What is the most highly anticipated and favourite holiday in Brazil? If you guessed Carnival, you’re right! Carnival is hands down the country’s biggest and most popular party.
Most people have already heard about the famous celebrations in Rio de Janeiro, São Paulo and other cities in the northeast like Salvador and Recife. They imagine lots of people dancing samba, wearing costumes, drinking and enjoying the parades and the awesome street parties.
Sure enough, the celebration brings all other activities in the country to a grinding halt. Carnival, however, is far from monolithic. It can be – and is! – celebrated in many ways, both in Brazil and elsewhere. In fact, every city in Brazil has different festivities, and locals take time to celebrate how they want. Some people spend the holiday on the beaches and party in the nightclubs, some celebrate in the streets with parades and bands, some go abroad, and some just like to stay home for some rest and relaxation.
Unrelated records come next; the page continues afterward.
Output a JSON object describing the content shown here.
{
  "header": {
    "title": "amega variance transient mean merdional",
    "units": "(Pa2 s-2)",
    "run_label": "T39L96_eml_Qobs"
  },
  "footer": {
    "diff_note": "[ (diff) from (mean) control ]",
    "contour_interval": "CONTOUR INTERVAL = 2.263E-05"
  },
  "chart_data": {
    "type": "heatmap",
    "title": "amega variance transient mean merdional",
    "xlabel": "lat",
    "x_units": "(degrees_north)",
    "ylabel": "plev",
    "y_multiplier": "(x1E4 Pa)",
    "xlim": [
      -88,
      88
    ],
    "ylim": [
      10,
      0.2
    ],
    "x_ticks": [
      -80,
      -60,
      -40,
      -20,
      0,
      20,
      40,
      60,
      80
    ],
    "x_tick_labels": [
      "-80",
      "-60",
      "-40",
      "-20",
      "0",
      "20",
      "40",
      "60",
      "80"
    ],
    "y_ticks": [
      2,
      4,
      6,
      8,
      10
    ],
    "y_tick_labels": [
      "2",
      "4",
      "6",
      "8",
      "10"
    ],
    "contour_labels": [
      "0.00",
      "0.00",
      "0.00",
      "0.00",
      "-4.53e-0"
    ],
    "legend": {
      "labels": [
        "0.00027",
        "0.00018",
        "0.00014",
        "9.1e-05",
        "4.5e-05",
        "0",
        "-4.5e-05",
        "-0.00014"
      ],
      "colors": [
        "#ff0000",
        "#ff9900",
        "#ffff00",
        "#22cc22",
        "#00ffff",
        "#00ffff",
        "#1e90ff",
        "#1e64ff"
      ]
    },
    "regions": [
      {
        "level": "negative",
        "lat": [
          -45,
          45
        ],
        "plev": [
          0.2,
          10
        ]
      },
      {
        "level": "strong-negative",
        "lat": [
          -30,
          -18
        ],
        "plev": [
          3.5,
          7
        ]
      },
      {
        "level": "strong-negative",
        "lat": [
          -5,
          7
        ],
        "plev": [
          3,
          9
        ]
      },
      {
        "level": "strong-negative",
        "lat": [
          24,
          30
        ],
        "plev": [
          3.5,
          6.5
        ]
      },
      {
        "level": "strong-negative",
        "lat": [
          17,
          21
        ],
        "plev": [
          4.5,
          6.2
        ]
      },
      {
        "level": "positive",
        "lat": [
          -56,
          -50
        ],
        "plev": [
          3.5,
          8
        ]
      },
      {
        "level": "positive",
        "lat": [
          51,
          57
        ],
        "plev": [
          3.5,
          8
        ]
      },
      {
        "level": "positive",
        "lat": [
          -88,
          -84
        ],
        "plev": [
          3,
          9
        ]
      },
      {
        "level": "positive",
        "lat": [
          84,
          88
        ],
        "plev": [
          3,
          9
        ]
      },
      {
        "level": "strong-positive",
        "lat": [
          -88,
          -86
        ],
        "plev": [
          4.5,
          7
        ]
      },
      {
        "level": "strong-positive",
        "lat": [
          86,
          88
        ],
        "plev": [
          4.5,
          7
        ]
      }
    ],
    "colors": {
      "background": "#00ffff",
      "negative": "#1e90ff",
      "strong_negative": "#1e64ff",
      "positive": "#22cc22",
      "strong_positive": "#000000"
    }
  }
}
No matter where you are, Carnival is always a great time to be in Brazil and join in on the mass-scale fun.
A Carnival Warm-Up
In Curitiba, capital of the Brazilian state of Paraná and the biggest city in southern Brazil, Carnival happens a little bit differently. People sometimes say that Carnival here is not very exciting or even that the city doesn’t have a Carnival at all, but this has been changing ever since a small group of friends decided to give the Carnival atmosphere some momentum in Curitiba. They started to organise and celebrate a local Carnival back in 1998 when they founded a group called Garibaldis e Sacis that congregates in Largo da Ordem, the Old Town district. The party is called Pré-Carnaval de Curitiba, meaning a ‘warm-up’ for Carnival.
The idea was a big hit and nowadays the Pré-Carnaval take place without fail every Sunday afternoon starting a month before the official national holiday. The party starts at 4pm, right after the famous open market, the Feira de Artesanato do Largo da Ordem, closes, and then comes to an end around 11pm.
On each Sunday, the party has a theme for which everyone dresses up and joins an improvised little parade as an excellent excuse to dance, sing and drink around the city’s historical centre. According to the event organisers, the 2011 group already numbers more than 5,000 people. Most of them are students, but families, lawyers, journalists and all kinds of people participate – even little kids!
Getting into the Groove
In 2008, I moved to Curitiba from São José do Rio Preto, a rural part of São Paulo State. Since I love to party and experience new things, I had to check out the Pré-Carnaval. I loved it so much that I started going every year. I have only missed one Sunday so far because of rain, but the party still happened regardless. I really enjoy it and think it is an awesome local Curitiba event that everyone in the city should support through participation.
It was amazing to see the crowd dancing, singing, laughing and chatting, all with big grins on their faces. But what most amazed me most was the atmosphere of familiarity and joy. Every time I go I see lots of friends and also meet many new people. In 2010, I went with a friend from Recife and he said that it felt like he was in Olinda, a famous historic town in the northeast that holds one of the most famous Carnival celebrations in Brazil! He was really surprised by Curibita’s party and we had a great time.
Another curiosity about Carnival in Curitiba is that on the date of the official holiday, the city holds a psychobilly and rockabilly festival called Psycho Carnival, instead of the popular samba music and dance traditional in other cities. Now in its 12th year, the event attracts music artists and festival-goers from all over the world. In fact, ten out of the 30 bands scheduled to play in 2011 are from countries like the United States, England, Australia, Germany, Ecuador and Argentina.
I haven’t been to the Psycho Carnival yet because it is not my style. Nor have I been to see the famous celebrations in Rio and São Paulo yet, but I would love eventually to experience all kinds of Carnivals. Every year I like to go to somewhere new: 2008 in my hometown with my family, 2009 in Ouro Preto, the historic town where college students organise an awesome party on the campus and in the streets.
In 2010 I went to Bloco Oba in Votuporanga, a small city close to my hometown, and it was the best Carnival ever. each day the party itself takes place in two parts – first from 2pm to 10pm and then again from 1am to 7am. Famous Brazilian bands get around 20,000 people pumped and partying the whole day, five days in a row. Crazy huh? I had a blast and this year I plan to spend my Carnival there again!
If you enjoy partying and Carnival, there is no better country to visit than Brazil! Every good traveller needs to experience it at least once in a lifetime.